Kommentar

Jeden Tag gibts in der Schweiz 2000 neue Arbeitslose - wie lange verhindert Kurzarbeit amerikanische Verhältnisse?

Eine Grafik der "New York Times" zeigt die Dramatik der Arbeitslosen-Zunahme in den USA: 6,6 Millionen in nur einer Woche.

Eine Grafik der "New York Times" zeigt die Dramatik der Arbeitslosen-Zunahme in den USA: 6,6 Millionen in nur einer Woche.

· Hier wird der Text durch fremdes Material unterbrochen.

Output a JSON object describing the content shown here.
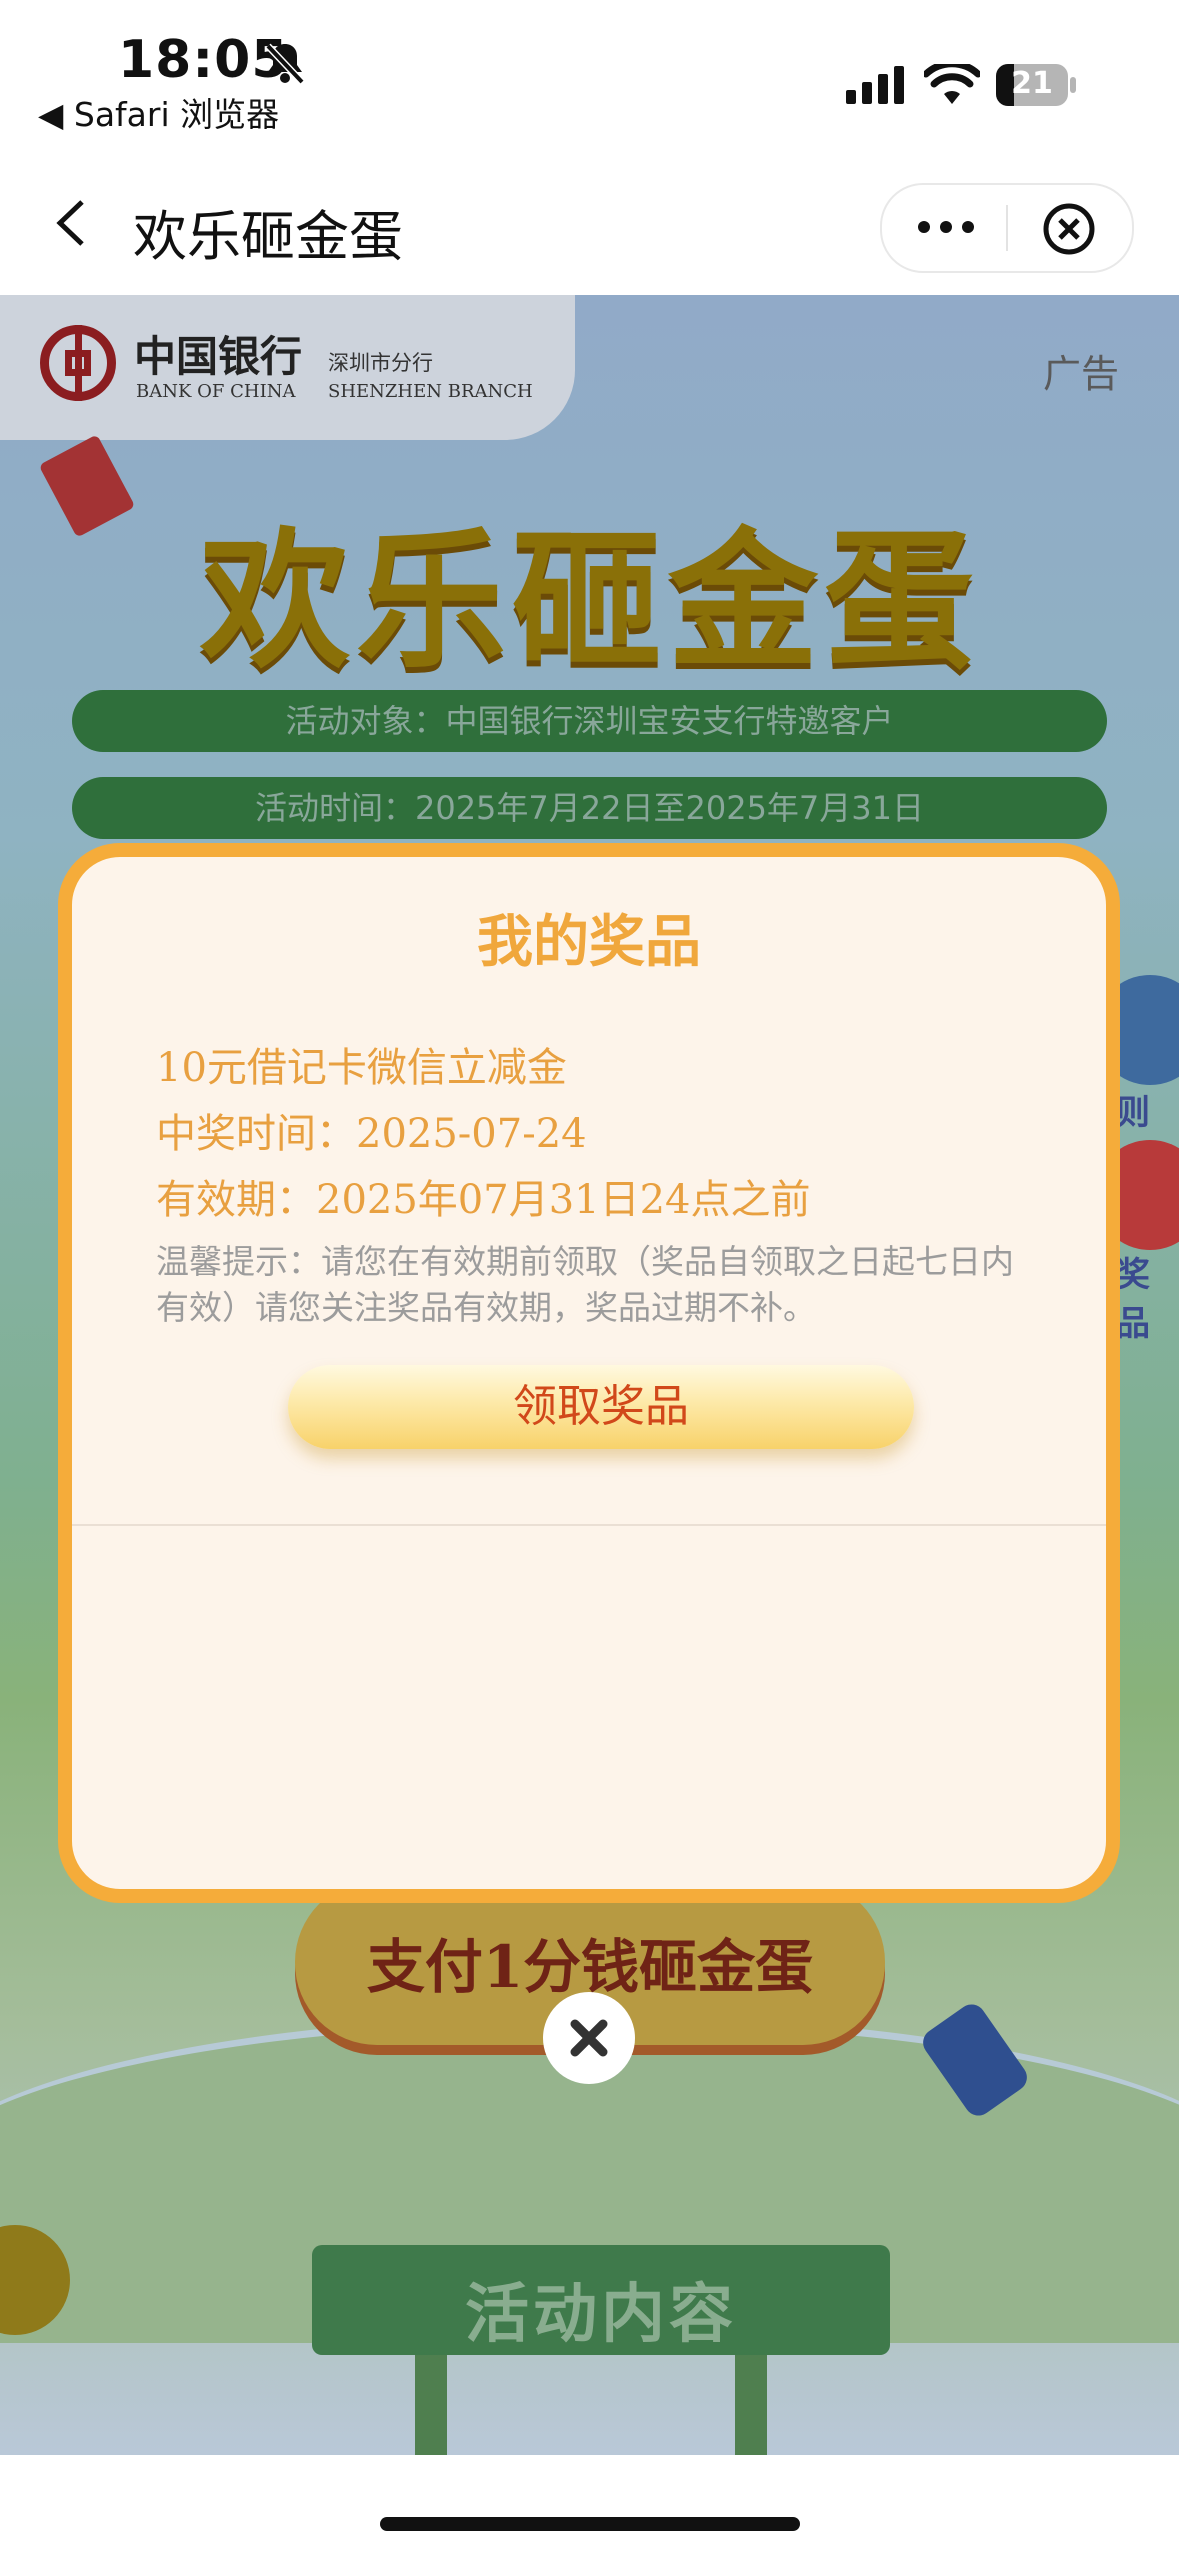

In den USA explodieren die Arbeitslosenzahlen, in der Schweiz steigen sie ebenfalls, dank Kurzarbeit jedoch viel langsamer. So wertvoll dieses Instrument ist: Es wirkt nur kurzfristig. Um Massenarbeitslosigkeit zu vermeiden, muss die Wirtschaft langsam wieder öffnen können. Ein Kommentar.

In dieser Coronakrise ist heute schon vieles beispiellos, historisch einmalig, nie dagewesen. Das gilt in erster Linie für die rasante, globale Ausbreitung des Virus und die Art und Weise, wie dieses unser Leben auf den Kopf gestellt hat. Das gilt jedoch auch für den Arbeitsmarkt.

Mittlerweile sind 1,2 Millionen Menschen in der Schweiz von Kurzarbeit betroffen, also fast jeder vierte Erwerbstätige. Sie alle arbeiten gar nicht oder mit vermindertem Pensum. Wobei ihnen der Staat 80 Prozent des Lohnes weiterbezahlt, mit etwas Glück – wenn sie einen grosszügigen Arbeitgeber haben – erhalten sie weiterhin den vollen Lohn.

Wenn die Zwangsschliessung weiter Teile der Wirtschaft länger andauert, könnte bald ein Drittel, vielleicht sogar die Hälfte aller Beschäftigten auf Kurzarbeit gesetzt sein.

6,6 Millionen neue Arbeitslose in einer einzigen Woche

Wie wichtig das Instrument der Kurzarbeit ist, um Jobs zu retten, zeigen die Länder, die es nicht kennen. In den USA, wo seit jeher eine «Anstellen und Feuern»-Mentalität herrscht, haben innerhalb einer einzigen Woche 6,6 Millionen Menschen ein Gesuch auf Arbeitslosenentschädigung eingereicht.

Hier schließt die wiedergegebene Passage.